Abstract

Landes CA, Weichert F, Steinbauer T, Schroder A, Walczak L, Fritsch H, Wagner M. New details on the clefted uvular muscle: analyzing its role in histological scale by model-based deformation analyses. Cleft Palate Craniofac J. 2012;49:51–59.
The study by Landes et al. (2012) is well conducted and the article is well written. The authors reported on their findings involving 18 aborted embryos and fetuses. We take issue not with their methodology but with the following statements, which are quoted from the article. We believe that the stated conclusion is spurious for the reasons explained after the quote.
“The findings in the present publication should be seen in light of the fact that the MU [musculus uvulae] may be hypotrophic or even completely absent later in life (Landes et al., 2010). Therefore, it may be concluded that the role of the MU is at its zenith in prenatal and early postnatal periods of life rather than adulthood.” (p. 57–58)
The article by Landes et al. (2010) in this quote is referenced in the Landes et al. (2012) article as an “online publication ahead of print, August 16, 2010.” That article has now been published (Landes et al., 2011). We believe that reference to the 2010 reference (now 2011) is misleading in that the authors did not study adult specimens, but rather embryos and fetuses. Thus, the reader might misinterpret their reference to Landes et al. (2011) as evidence that the authors actually found examples of hypotrophic or absent MU later in life (i.e., in adult specimens). We know of no study in which investigators reported finding absent MU in normal adult specimens. On the contrary, in our own studies we have found that, although the expression of MU is variable across normal noncleft adult specimens (single versus paired structures, for example), the muscle is actually quite robust and is definitely present (Azzam and Kuehn, 1977; Kuehn and Kahane, 1990; Kuehn and Moon, 2005). Huang et al. (1997) reported similar findings in all 18 of their normal adult specimens. The argument that we are presenting is not aimed at adult individuals with cleft palate in whom the MU may indeed be hypotrophic or absent, given that it is normally a midline structure. Rather, we are arguing only in relation to normal noncleft adult individuals.

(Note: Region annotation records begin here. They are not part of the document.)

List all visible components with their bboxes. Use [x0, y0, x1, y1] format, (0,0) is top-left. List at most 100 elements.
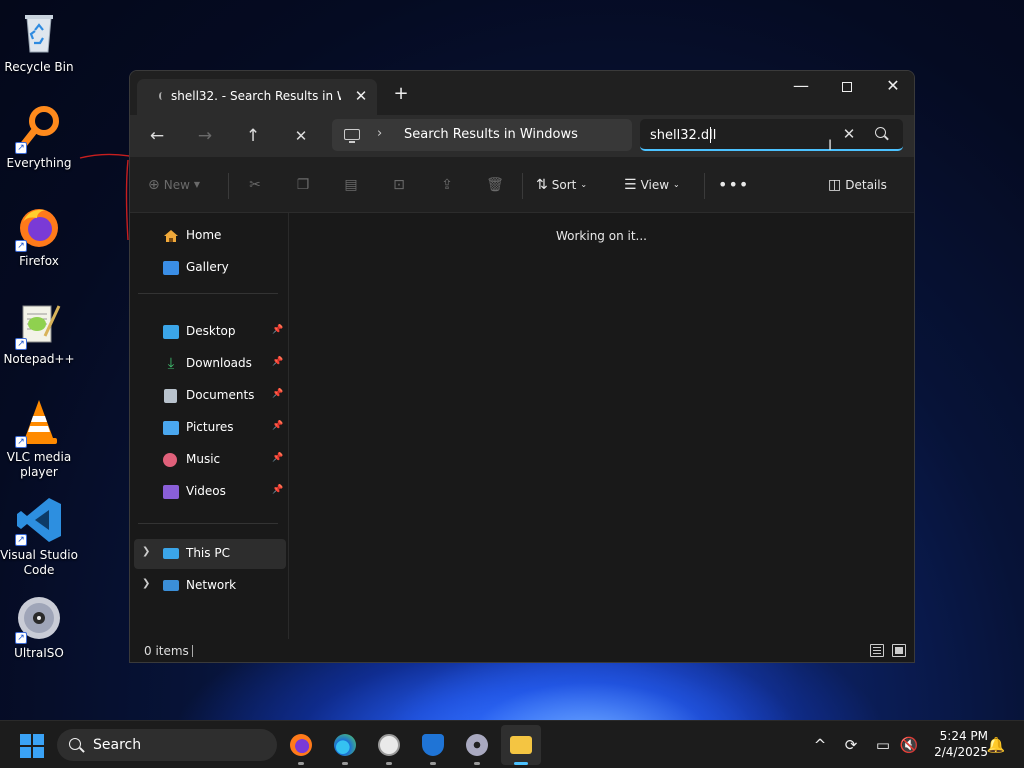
plus-circle-icon: ⊕ — [148, 177, 160, 193]
breadcrumb[interactable]: › Search Results in Windows — [332, 119, 632, 151]
desktop-icon-firefox[interactable]: ↗ Firefox — [0, 202, 78, 269]
back-button[interactable]: ← — [142, 121, 172, 151]
status-bar: 0 items — [130, 639, 914, 662]
chevron-up-icon: ^ — [813, 736, 827, 754]
new-tab-button[interactable]: + — [390, 83, 412, 105]
system-clock[interactable]: 5:24 PM 2/4/2025 — [924, 728, 988, 760]
taskbar-clock-app[interactable] — [369, 725, 409, 765]
chevron-right-icon[interactable]: ❯ — [142, 546, 150, 557]
start-button[interactable] — [20, 734, 44, 758]
taskbar: Search ^ ⟳ ▭ 🔇 5:24 PM 2/4/2025 🔔 — [0, 720, 1024, 768]
desktop-icon-recycle-bin[interactable]: Recycle Bin — [0, 8, 78, 75]
nav-item-music[interactable]: Music 📌 — [134, 445, 286, 475]
view-button[interactable]: ☰ View ⌄ — [624, 171, 680, 199]
paste-button[interactable]: ▤ — [340, 171, 362, 199]
notification-bell-icon[interactable]: 🔔 — [986, 733, 1006, 757]
desktop-icon-label: Everything — [6, 156, 72, 170]
new-button[interactable]: ⊕ New ▼ — [148, 171, 200, 199]
nav-item-downloads[interactable]: ⤓ Downloads 📌 — [134, 349, 286, 379]
large-icons-view-icon[interactable] — [892, 644, 906, 657]
desktop-icon-label: Firefox — [19, 254, 59, 268]
breadcrumb-item[interactable]: Search Results in Windows — [404, 127, 578, 142]
nav-item-desktop[interactable]: Desktop 📌 — [134, 317, 286, 347]
chevron-right-icon[interactable]: › — [377, 126, 382, 141]
toolbar-separator — [522, 173, 523, 199]
cut-button[interactable]: ✂ — [244, 171, 266, 199]
vlc-icon: ↗ — [15, 398, 63, 448]
sort-button[interactable]: ⇅ Sort ⌄ — [536, 171, 587, 199]
windows-logo-tile — [33, 734, 44, 745]
running-indicator — [386, 762, 392, 765]
nav-divider — [138, 523, 278, 524]
delete-button[interactable]: 🗑 — [484, 171, 506, 199]
stop-loading-button[interactable]: ✕ — [286, 121, 316, 151]
running-indicator — [430, 762, 436, 765]
desktop-icon-label: UltraISO — [14, 646, 64, 660]
share-button[interactable]: ⇪ — [436, 171, 458, 199]
copy-button[interactable]: ❐ — [292, 171, 314, 199]
nav-item-gallery[interactable]: Gallery — [134, 253, 286, 283]
search-icon[interactable] — [875, 127, 886, 138]
nav-item-network[interactable]: ❯ Network — [134, 571, 286, 601]
notepadpp-icon: ↗ — [15, 300, 63, 350]
volume-muted-icon[interactable]: 🔇 — [898, 733, 920, 757]
list-view-icon: ☰ — [624, 177, 637, 193]
forward-button[interactable]: → — [190, 121, 220, 151]
chevron-right-icon[interactable]: ❯ — [142, 578, 150, 589]
shield-icon — [422, 734, 444, 756]
desktop-icon-label: Notepad++ — [3, 352, 75, 366]
title-bar: shell32. - Search Results in Wir ✕ + — ✕ — [130, 71, 914, 115]
windows-logo-tile — [20, 747, 31, 758]
desktop-icon-vlc[interactable]: ↗ VLC media player — [0, 398, 78, 480]
search-box[interactable]: ✕ — [640, 119, 903, 151]
show-hidden-icons-button[interactable]: ^ — [810, 733, 830, 757]
more-options-button[interactable]: ••• — [718, 171, 748, 199]
close-window-button[interactable]: ✕ — [870, 71, 914, 103]
desktop-icon-notepadpp[interactable]: ↗ Notepad++ — [0, 300, 78, 367]
sync-status-icon[interactable]: ⟳ — [840, 733, 862, 757]
trash-icon: 🗑 — [486, 177, 504, 193]
clear-search-icon[interactable]: ✕ — [838, 123, 860, 145]
taskbar-file-explorer[interactable] — [501, 725, 541, 765]
rename-button[interactable]: ⊡ — [388, 171, 410, 199]
nav-item-home[interactable]: Home — [134, 221, 286, 251]
tab-search-results[interactable]: shell32. - Search Results in Wir ✕ — [137, 79, 377, 115]
search-input[interactable] — [650, 125, 830, 145]
taskbar-firefox[interactable] — [281, 725, 321, 765]
shortcut-arrow-icon: ↗ — [15, 142, 27, 154]
copy-icon: ❐ — [296, 177, 310, 193]
nav-item-pictures[interactable]: Pictures 📌 — [134, 413, 286, 443]
folder-icon — [510, 736, 532, 754]
nav-item-videos[interactable]: Videos 📌 — [134, 477, 286, 507]
item-count: 0 items — [144, 644, 189, 658]
file-list-area[interactable]: Working on it... — [289, 213, 914, 639]
pictures-icon — [163, 421, 179, 435]
details-view-icon[interactable] — [870, 644, 884, 657]
recycle-bin-icon — [15, 8, 63, 56]
windows-logo-tile — [33, 747, 44, 758]
taskbar-security[interactable] — [413, 725, 453, 765]
desktop-icon-everything[interactable]: ↗ Everything — [0, 104, 78, 171]
maximize-icon — [842, 81, 852, 92]
videos-icon — [163, 485, 179, 499]
nav-item-documents[interactable]: Documents 📌 — [134, 381, 286, 411]
home-icon — [163, 229, 179, 243]
minimize-button[interactable]: — — [778, 71, 824, 103]
details-pane-button[interactable]: ◫ Details — [828, 171, 887, 199]
taskbar-ultraiso[interactable] — [457, 725, 497, 765]
more-dots-icon: ••• — [718, 175, 750, 194]
firefox-icon — [290, 734, 312, 756]
clock-time: 5:24 PM — [939, 729, 988, 743]
gallery-icon — [163, 261, 179, 275]
nav-item-this-pc[interactable]: ❯ This PC — [134, 539, 286, 569]
network-status-icon[interactable]: ▭ — [872, 733, 894, 757]
tab-close-icon[interactable]: ✕ — [351, 86, 371, 106]
taskbar-search[interactable]: Search — [57, 729, 277, 761]
shortcut-arrow-icon: ↗ — [15, 534, 27, 546]
maximize-button[interactable] — [824, 71, 870, 103]
taskbar-edge[interactable] — [325, 725, 365, 765]
up-button[interactable]: ↑ — [238, 121, 268, 151]
desktop-icon-ultraiso[interactable]: ↗ UltraISO — [0, 594, 78, 661]
desktop-folder-icon — [163, 325, 179, 339]
desktop-icon-vscode[interactable]: ↗ Visual Studio Code — [0, 496, 78, 578]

The logic of the conclusion that “the role of the MU is at its zenith in prenatal and early postnatal periods of life rather than adulthood,” is questionable. What possible reason could there be for the most important role of the muscle occurring early in life, even prenatally, versus later in life? One might argue that the function of MU might be involved in a primitive infantile reflex, such as the Moro reflex, which disappears early in life. Particularly, MU might be involved in the gag reflex. However, it is well known that the gag reflex does not disappear early in life but persists over the life span. Therefore, to the degree that MU may be involved in the gag reflex, its importance would persist in adulthood as well as in early life.
What is the role of MU? Several authors have suggested that MU functions as a space occupying structure and may stiffen the soft palate to increase responsiveness. We agree with these possible roles. In addition, we have suggested that MU might function in rotating the posterior half of the soft palate toward the posterior pharyngeal wall thereby working in concert with the levator veli palatini muscle to achieve tighter velopharyngeal closure (Kuehn et al., 1988). In this regard, we believe that MU might serve as a failsafe mechanism to ensure tight velopharyngeal closure in normal individuals for speech and swallowing. In individuals with cleft palate, for whom MU might be hypotrophic or absent, greater reliance would have to be placed on the levator veli palatini muscle (assuming that it has been surgically repaired properly) in achieving adequate velopharyngeal closure.
A final comment pertains to the name of MU, i.e., musculus uvulae. This is an unfortunate label given that the bulk of the muscle is not located within the uvula itself, but rather superior to it in an area overlying the levator sling (Azzam and Kuehn, 1977; Kuehn and Kahane, 1990; Ettema and Kuehn, 1994; Huang et al., 1997; Kuehn and Moon, 2005). Very few muscle fibers, if any, are found in the uvula proper. In their discussion of the functional relevance of MU prenatally versus in adults, Landes et al. (2011) seem to perpetuate the misconception of the primary location of MU given their statement that “Uvular ablation in snorers can be carried out without considerable detriment to speech or swallowing” (Landes et al., 2011, p. 644). That is probably a true statement, but it has little to do with MU given that the major bulk of the muscle is not in the uvula.
We wish to end on a positive note indicating that we applaud the careful and very informative work of Landes and colleagues. We simply feel that it is important to clarify the points that we have raised here.